In response to a question about unemployment, especially among youth and women, which noted that the unemployment rate remains stubbornly high, the Prime Minister noted that this view was not supported by the data. “Women’s unemployment in EU in the period 2019-2022 decreased by an average of 10.3%, and in Greece – by 29.8%. We’re starting from a low base, but the decline in female unemployment has been far greater than in any other country, he said. – And among young people, the decline in unemployment in the age group of 15-29 years in the EU was 7.5%, while in Greece – 17.5%. Let me stress again that we are starting from a higher base. But the decline was significant in both of these demographics, not negligible.”
Mitsotakis also emphasized that these are jobs with more added value, “more sustainable and more in line with the competitiveness models of the Greek economy, which we work for and try to serve.”

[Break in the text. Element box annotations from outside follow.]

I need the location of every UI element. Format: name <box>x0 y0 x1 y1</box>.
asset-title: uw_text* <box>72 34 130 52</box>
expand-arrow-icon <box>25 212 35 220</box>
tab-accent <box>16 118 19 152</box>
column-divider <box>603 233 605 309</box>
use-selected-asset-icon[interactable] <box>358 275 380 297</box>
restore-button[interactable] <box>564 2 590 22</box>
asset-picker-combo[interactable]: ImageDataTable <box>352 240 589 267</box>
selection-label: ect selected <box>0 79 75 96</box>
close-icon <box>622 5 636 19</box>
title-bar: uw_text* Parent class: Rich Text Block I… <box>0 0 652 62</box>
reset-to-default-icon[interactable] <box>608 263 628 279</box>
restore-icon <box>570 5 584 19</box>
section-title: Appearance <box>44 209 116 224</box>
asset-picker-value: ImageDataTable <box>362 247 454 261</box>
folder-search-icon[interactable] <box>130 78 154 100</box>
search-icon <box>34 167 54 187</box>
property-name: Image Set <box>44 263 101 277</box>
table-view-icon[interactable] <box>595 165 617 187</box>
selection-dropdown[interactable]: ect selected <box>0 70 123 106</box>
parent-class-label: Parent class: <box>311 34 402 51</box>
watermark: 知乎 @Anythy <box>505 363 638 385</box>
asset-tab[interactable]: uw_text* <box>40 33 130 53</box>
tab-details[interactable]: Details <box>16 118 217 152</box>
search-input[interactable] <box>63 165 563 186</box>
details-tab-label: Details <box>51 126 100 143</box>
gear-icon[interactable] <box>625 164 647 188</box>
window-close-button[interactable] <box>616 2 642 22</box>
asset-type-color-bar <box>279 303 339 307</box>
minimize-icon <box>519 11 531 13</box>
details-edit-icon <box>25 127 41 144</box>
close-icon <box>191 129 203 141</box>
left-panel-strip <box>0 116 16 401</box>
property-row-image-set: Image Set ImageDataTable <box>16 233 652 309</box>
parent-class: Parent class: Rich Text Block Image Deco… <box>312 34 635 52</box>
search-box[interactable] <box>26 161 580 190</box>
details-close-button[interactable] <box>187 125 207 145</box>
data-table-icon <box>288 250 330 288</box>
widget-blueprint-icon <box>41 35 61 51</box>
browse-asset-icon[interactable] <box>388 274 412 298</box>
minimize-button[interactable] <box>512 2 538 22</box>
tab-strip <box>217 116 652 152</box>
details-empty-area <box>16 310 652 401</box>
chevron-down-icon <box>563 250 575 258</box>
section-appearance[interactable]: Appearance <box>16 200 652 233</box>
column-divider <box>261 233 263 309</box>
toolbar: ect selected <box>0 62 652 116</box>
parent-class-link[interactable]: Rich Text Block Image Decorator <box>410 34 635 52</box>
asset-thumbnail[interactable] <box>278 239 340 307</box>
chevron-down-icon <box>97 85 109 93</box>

The image of Greece abroad is now very positive
Greece’s image abroad is very positive, Prime Minister Kyriakos Mitsotakis said at a press conference on Monday. Referring to his recent visit to Davos, he stressed that the country is showing great interest in investment. “Investment, of course, means more and better jobs,” he added. However, he stressed that this good picture “should not lead us to believe that there are no problems in Greek society”, and assured that it was the ongoing policy that created the additional fiscal space needed to provide targeted support to Greeks experiencing financial difficulties.